Beth toccò i tasti e tutti furono d’accordo nel dire che era il più bel piano che avessero mai udito. Evidentemente era stato accordato di fresco e rimesso tutto in ordine; ma pure più perfette dell’istrumento stesso erano la facina che lo guardava e le manine che accarezzavano i tasti bianchi e neri con amore quasi materno.
— Bisognerà che tu vada a ringraziarlo — disse Jo scherzando, che l’idea che la timida Beth andasse veramente non le era neppur venuta alla mente.
— Sì, voglio andare; anzi, voglio andar subito, prima di perdere il coraggio — e, con gran meraviglia di tutte, Beth scese le scale, attraversò i due giardini ed entrò nella casa dei Laurence.
— Che io possa morire se non è la cosa più miracolosa che ho mai visto in vita mia! Il piano le ha fatto girar la testa! non sarebbe mai andata se avesse avuto la testa al posto!
— gridò Anna, guardandola con ammirazione, mentre le ragazze erano rimaste mute dalla grande sorpresa. Sarebbero state anche più sorprese se avessero veduto quel che Beth fece poi.
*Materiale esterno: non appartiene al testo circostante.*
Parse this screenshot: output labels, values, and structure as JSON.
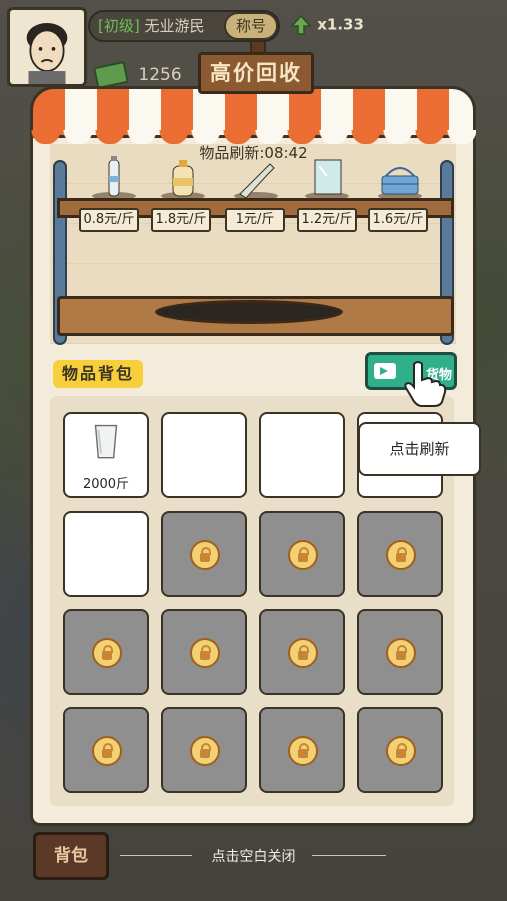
{
  "header": {
    "rank": "[初级]",
    "title": "无业游民",
    "title_button": "称号",
    "multiplier": "x1.33",
    "money": "1256"
  },
  "sign": "高价回收",
  "shop": {
    "refresh_timer": "物品刷新:08:42",
    "items": [
      {
        "icon": "bottle-icon",
        "price": "0.8元/斤"
      },
      {
        "icon": "water-jug-icon",
        "price": "1.8元/斤"
      },
      {
        "icon": "glass-bottle-icon",
        "price": "1元/斤"
      },
      {
        "icon": "glass-pane-icon",
        "price": "1.2元/斤"
      },
      {
        "icon": "basket-icon",
        "price": "1.6元/斤"
      }
    ]
  },
  "backpack": {
    "label": "物品背包",
    "video_button": "货物",
    "tooltip": "点击刷新",
    "slots": [
      {
        "state": "item",
        "icon": "glass-cup-icon",
        "qty": "2000斤"
      },
      {
        "state": "empty"
      },
      {
        "state": "empty"
      },
      {
        "state": "empty"
      },
      {
        "state": "empty"
      },
      {
        "state": "locked"
      },
      {
        "state": "locked"
      },
      {
        "state": "locked"
      },
      {
        "state": "locked"
      },
      {
        "state": "locked"
      },
      {
        "state": "locked"
      },
      {
        "state": "locked"
      },
      {
        "state": "locked"
      },
      {
        "state": "locked"
      },
      {
        "state": "locked"
      },
      {
        "state": "locked"
      }
    ]
  },
  "footer": {
    "bag_button": "背包",
    "close_hint": "点击空白关闭"
  }
}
È appena credibile, ma pur è vero! Ella s’incamminò verso lo studio del signor Laurence, picchiò all’uscio e, quando una. voce burbera disse: «Entrate» entrò veramente e, andando dritta verso il vecchio, gli porse la mano, dicendo con un tremito nella voce: — Vengo a ringraziarla per…. — ma non finì: il volto del vecchio era così dolce ed amichevole, ch’ella scordò il suo discorso e, rammentandosi solamente ch’egli aveva perduta la bambina che amava, gli cinse il collo colle due braccina e lo baciò. Se il tetto della casa fosse crollato ad un tratto il signor Laurence non sarebbe stato più meravigliato; ma quell’atto gli piacque, oh gli piacque assai! e fu tanto contento e commosso da quel bacio che tutta la sua rustichezza svanì d’un tratto; e, prendendosi Beth sulle ginocchia, avvicinò la guancina fresca alla sua vecchia e grinzosa, immaginandosi così di avere ancora una volta con sé la sua nipotina.
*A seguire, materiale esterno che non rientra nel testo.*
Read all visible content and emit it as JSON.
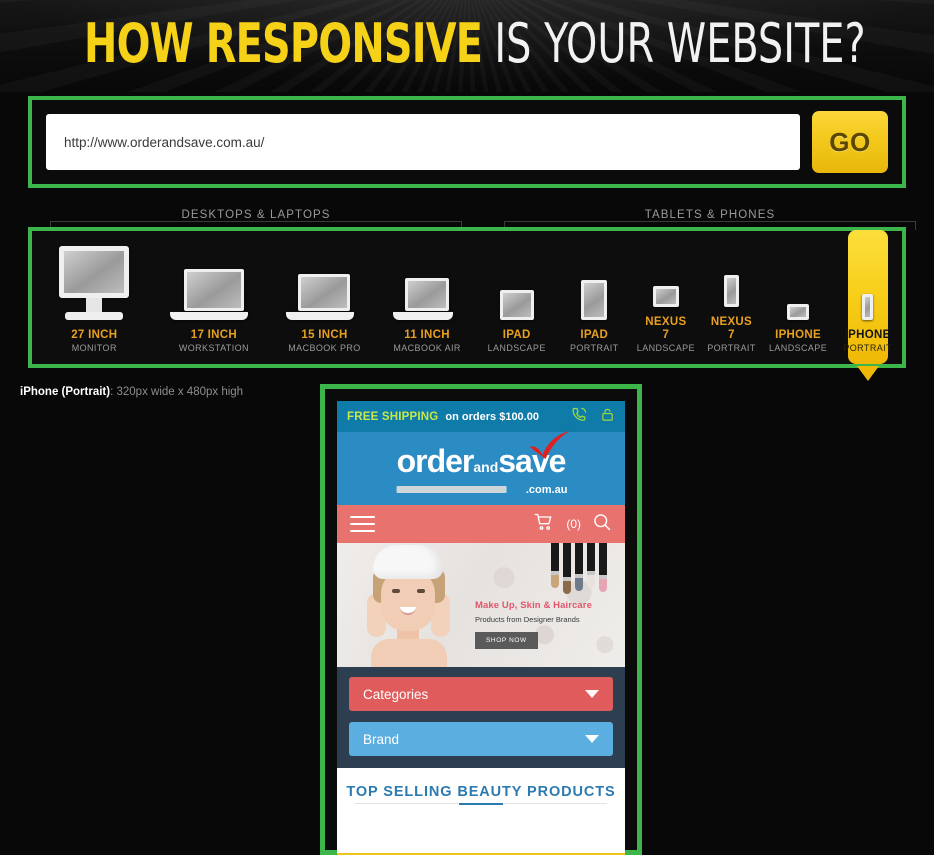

Da quel momento Beth non ebbe più terrore del vecchio signor Laurence, ma là, seduta sulle sue ginocchia, cominciò a parlargli così confidenzialmente, come se l’avesse conosciuto tutta la sua vita; l’affetto scaccia sempre il timore e la gratitudine abbassa sempre l’orgoglio. Quando essa si avviò a casa, il vecchio l’accompagnò fino al cancello del giardino, le strinse la mano forte forte, si toccò il cappello, poi si rivolse verso casa con quella sua andatura grave e maestosa di vecchio militare.
Quando le ragazze videro questa scenetta furono più stupefatte che mai; Jo cominciò a ballare una tarantella in segno di gioia, Amy, nella sua sorpresa, rischiò quasi di cader giù dalla finestra e Meg esclamò alzando le mani al ciclo:
— Parola d’onore, se non casca il mondo questa volta, non cascherà mai più!